Whilst visiting a middle school in Michigan on Monday, the First Lady opted to wear a rather expensive pink Valentino jacket, priced at $2,950 to be exact. This isn’t the first time the internet has had things to say about the clothing of Mrs Trump. In her short tenure as First Lady, Melania has managed to make herself look, well, let’s just say a little out of touch. While there may be slightly more pressing matters at hand, like the ever-escalating power play between America and North Korea, and Trump’s repeated attempts at a Muslim ban, we get that Melania’s outfit choices don’t exactly endear her to the masses.

From recently wearing improbably high Manolo Blahnik stilettos to go see hurricane victims in Texas, to donning a $1,380 Balmain shirt to pick plants with children in the White House Garden, Melania’s somewhat impractical and lavish fashion sense has some scratching their heads. In a time of increasing inequality, exhibiting such expensive taste rubs slightly the wrong way.

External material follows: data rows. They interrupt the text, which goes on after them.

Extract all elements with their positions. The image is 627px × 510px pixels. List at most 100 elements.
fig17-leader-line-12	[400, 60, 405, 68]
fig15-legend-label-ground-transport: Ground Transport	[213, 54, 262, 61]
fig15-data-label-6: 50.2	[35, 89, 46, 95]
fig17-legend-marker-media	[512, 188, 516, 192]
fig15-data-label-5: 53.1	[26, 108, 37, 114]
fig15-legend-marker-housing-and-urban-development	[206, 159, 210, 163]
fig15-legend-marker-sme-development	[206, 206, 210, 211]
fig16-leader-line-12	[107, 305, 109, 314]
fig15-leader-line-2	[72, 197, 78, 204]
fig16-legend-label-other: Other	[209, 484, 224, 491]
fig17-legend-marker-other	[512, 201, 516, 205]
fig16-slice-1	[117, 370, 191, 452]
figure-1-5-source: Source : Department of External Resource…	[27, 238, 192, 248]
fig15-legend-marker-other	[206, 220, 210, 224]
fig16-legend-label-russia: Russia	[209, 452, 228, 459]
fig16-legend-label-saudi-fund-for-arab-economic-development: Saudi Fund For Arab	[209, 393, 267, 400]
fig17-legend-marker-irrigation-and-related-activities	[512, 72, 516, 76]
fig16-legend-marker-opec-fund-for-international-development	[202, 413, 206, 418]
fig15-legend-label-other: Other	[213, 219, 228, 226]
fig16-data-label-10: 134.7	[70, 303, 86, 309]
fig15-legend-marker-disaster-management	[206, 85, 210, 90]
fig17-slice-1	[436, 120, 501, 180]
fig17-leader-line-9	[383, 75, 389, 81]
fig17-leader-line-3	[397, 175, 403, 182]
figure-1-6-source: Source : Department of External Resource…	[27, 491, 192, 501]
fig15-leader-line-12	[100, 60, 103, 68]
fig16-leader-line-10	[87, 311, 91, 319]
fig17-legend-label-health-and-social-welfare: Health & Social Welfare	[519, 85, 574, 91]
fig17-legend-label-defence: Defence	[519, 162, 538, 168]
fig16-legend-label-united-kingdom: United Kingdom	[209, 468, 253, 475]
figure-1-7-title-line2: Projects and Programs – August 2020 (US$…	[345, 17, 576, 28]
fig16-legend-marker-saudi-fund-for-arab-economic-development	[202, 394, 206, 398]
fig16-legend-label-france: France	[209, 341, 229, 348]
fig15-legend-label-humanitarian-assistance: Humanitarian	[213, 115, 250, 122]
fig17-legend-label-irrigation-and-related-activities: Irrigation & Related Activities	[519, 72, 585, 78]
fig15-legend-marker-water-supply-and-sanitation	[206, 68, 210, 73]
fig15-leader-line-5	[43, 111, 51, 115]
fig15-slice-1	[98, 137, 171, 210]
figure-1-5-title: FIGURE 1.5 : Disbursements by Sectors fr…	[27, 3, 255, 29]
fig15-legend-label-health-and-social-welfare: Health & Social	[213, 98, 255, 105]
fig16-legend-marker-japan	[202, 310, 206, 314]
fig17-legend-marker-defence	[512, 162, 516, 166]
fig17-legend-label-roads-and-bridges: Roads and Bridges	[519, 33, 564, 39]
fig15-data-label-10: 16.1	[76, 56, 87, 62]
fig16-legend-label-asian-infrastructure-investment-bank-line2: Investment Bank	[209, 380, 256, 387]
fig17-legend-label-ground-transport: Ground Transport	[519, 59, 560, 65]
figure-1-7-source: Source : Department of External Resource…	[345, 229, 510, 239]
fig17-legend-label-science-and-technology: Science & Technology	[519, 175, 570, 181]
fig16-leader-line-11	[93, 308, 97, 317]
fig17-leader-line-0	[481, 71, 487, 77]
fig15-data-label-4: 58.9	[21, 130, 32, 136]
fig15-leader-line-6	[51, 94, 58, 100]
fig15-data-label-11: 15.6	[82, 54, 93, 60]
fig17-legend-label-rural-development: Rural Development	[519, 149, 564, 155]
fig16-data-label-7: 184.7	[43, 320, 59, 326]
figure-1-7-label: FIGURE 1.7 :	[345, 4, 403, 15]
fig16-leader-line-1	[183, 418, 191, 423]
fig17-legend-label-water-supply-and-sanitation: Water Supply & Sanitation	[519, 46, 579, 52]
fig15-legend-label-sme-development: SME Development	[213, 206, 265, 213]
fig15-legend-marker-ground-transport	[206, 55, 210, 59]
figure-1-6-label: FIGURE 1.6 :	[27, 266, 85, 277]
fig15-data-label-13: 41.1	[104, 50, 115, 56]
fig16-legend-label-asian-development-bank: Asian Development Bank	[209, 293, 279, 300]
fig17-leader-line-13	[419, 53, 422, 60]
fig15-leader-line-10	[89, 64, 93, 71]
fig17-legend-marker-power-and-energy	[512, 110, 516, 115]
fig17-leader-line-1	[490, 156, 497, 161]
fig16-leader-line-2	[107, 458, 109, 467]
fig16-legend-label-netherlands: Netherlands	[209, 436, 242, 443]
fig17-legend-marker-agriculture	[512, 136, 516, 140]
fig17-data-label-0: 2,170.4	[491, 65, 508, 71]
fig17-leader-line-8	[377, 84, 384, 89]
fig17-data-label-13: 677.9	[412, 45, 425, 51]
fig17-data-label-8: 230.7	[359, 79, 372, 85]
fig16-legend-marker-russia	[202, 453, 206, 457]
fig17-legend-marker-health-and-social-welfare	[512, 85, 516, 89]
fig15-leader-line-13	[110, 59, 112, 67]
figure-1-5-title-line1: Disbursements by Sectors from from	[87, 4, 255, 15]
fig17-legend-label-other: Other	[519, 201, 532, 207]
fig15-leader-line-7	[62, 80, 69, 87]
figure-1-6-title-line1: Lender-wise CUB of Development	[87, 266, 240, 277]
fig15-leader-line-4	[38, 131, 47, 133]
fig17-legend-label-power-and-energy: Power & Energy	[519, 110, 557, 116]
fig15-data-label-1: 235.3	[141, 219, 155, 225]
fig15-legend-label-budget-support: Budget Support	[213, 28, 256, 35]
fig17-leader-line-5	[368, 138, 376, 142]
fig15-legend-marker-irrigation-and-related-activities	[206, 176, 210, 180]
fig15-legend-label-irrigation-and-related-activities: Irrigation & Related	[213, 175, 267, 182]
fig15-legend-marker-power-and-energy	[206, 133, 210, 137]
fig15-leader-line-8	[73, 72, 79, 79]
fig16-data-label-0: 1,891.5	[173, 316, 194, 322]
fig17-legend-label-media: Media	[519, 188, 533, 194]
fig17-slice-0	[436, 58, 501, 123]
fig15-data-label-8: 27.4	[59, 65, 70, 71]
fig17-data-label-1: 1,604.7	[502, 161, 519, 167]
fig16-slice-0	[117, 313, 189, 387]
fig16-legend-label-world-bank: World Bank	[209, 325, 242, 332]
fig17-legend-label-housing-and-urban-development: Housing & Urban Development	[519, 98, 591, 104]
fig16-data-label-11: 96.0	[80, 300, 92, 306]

This comes after addressing the UN last month, on the issue of child hunger, while decked out in a designer dress, also worth $2,950.

The one that really took the cake though was stepping out at the G7 summit in a Dolce & Gabbana jacket worth $51,000 – that’s more than the average American household income.

All of this lies in stark contrast to her predecessor, Michelle Obama, who hosted a similar gardening event at the White House lawns for children in 2009. For the occasion, Michelle opted for more practical gear. She was also known for dressing in a more affordable, and largely American designed, wardrobe. All of which is to say, First Ladies have a history of having their wardrobes scrutinised, and as the current FLOTUS’s husband uses economics to slash many necessary social care programs and increase healthcare costs for millions of his voters, she probably could be performing her public duties a little more thoughtfully dressed.

That said, prior to Melania’s stint as First Lady, she was a full-fledged millionaire. It might seem a bit disingenuous if suddenly her sartorial style favored Old Navy and Walmart. And since she has the means to support sustainable and conscious fashion brands (rather than some of the more prickly practices of fast — yet affordable — fashion), then we shouldn’t be so quick to call her out. What we can agree on is there’s probably a middle ground somewhere, and she may do well to find it.